Hij had zich al omgedraaid en stond nu met den rug naar den muur. De steenen richel was zoo smal dat zijn teenen over den rand heenkwamen. Langzaam en voorzichtig schoof hij langs den muur. Ik bleef hem nakijken door het open raam; elke beweging van Bob volgde ik met de grootste spanning. Hij drong zich zoo dicht en krachtig tegen de steenen aan dat ik zijn jas er langs hoorde schrapen, toen hij kaarsrecht en stokstijf al verder en verder schoof en de afstand tusschen ons steeds grooter werd.

Halverwege de beide ramen liep een dikke regenwaterpijp van het dak naar beneden. Een paar centimeters stak die uit buiten den muur; in de smalle richel was een gat aangebracht om ze door te laten. Dit was natuurlijk het moeilijkste punt om overheen te komen en toen Bob hier was beland en bleef stilstaan, toen dacht ik dat hij de onmogelijkheid ging inzien om over de pijp te stappen en den tocht te vervolgen.

„Bob, het kan niet, het is gekkewerk,” riep ik hem toe, zonder dat ik de stem echter durfde uitzetten. „Kom toch terug.”
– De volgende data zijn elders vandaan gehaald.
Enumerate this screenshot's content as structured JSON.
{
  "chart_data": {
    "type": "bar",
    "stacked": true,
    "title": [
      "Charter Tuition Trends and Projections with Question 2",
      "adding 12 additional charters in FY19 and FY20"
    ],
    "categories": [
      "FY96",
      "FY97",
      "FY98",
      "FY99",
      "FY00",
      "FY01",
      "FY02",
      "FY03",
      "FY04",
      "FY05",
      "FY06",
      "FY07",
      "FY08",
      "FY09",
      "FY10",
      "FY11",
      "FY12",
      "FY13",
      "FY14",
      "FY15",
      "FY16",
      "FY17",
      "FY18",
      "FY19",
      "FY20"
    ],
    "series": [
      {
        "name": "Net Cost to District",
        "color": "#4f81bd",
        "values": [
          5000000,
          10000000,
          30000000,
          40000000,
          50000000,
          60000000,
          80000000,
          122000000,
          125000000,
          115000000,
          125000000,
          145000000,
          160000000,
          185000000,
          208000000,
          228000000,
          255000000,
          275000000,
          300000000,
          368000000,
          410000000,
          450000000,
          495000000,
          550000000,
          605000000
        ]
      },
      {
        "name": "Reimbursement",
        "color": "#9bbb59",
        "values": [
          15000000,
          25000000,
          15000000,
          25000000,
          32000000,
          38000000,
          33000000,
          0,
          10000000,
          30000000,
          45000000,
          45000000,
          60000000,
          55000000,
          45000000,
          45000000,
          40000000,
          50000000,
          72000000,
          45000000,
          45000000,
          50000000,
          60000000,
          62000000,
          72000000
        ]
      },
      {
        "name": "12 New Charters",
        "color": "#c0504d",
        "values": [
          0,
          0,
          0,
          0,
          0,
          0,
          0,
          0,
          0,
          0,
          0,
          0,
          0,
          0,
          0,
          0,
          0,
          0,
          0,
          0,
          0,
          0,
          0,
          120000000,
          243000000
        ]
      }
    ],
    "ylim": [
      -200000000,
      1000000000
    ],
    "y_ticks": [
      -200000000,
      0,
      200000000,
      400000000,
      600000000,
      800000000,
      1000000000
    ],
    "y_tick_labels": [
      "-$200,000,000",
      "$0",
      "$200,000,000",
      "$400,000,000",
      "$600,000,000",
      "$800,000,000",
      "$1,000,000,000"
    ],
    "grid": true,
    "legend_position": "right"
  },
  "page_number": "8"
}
Het was duidelijk dat hij nog meer dan ikzelf besefte hoe hachelijk dit oogenblik was, want hij gaf geen antwoord en keek zelfs niet mijn kant uit. Ik dacht niet anders dan dat hij door die vooruitstekende punt weg zou worden geduwd en zijn evenwicht verliezen, zoodat hij naar beneden zou moeten springen om geen leelijken val te doen. De hoogte waarop hij zich bevond was echter van dien aard dat hij toch heel leelijk moest te pas komen, en op zijn minst verwachtte ik dat hij zijn enkel zou breken. Ik zei tegen mezelf dat hij misschien weken zou moeten liggen: het was zelfs best mogelijk dat hij zijn heele leven kreupel zou blijven en daarvan zou ik dan de schuld dragen. Ik zag dat hij nu de pijp vastgreep met de rechterhand waarna hij zich bliksemsnel omdraaide zoodat hij een oogenblik het gezicht naar den muur had gekeerd en toen had zijn linkerhand de pijp vast, waarop hij evenals straks langzaam en voorzichtig verder schoof langs den muur. Nog eenmaal draaide hij zich zoo snel om toen hij het raam had bereikt zonder dat hij—zoover als ik kon zien—iets had om zich aan beet te grijpen; toen draaide hij voor de eerste maal het hoofd om in mijn richting en liet wederom dat eigenaardige fluitje hooren.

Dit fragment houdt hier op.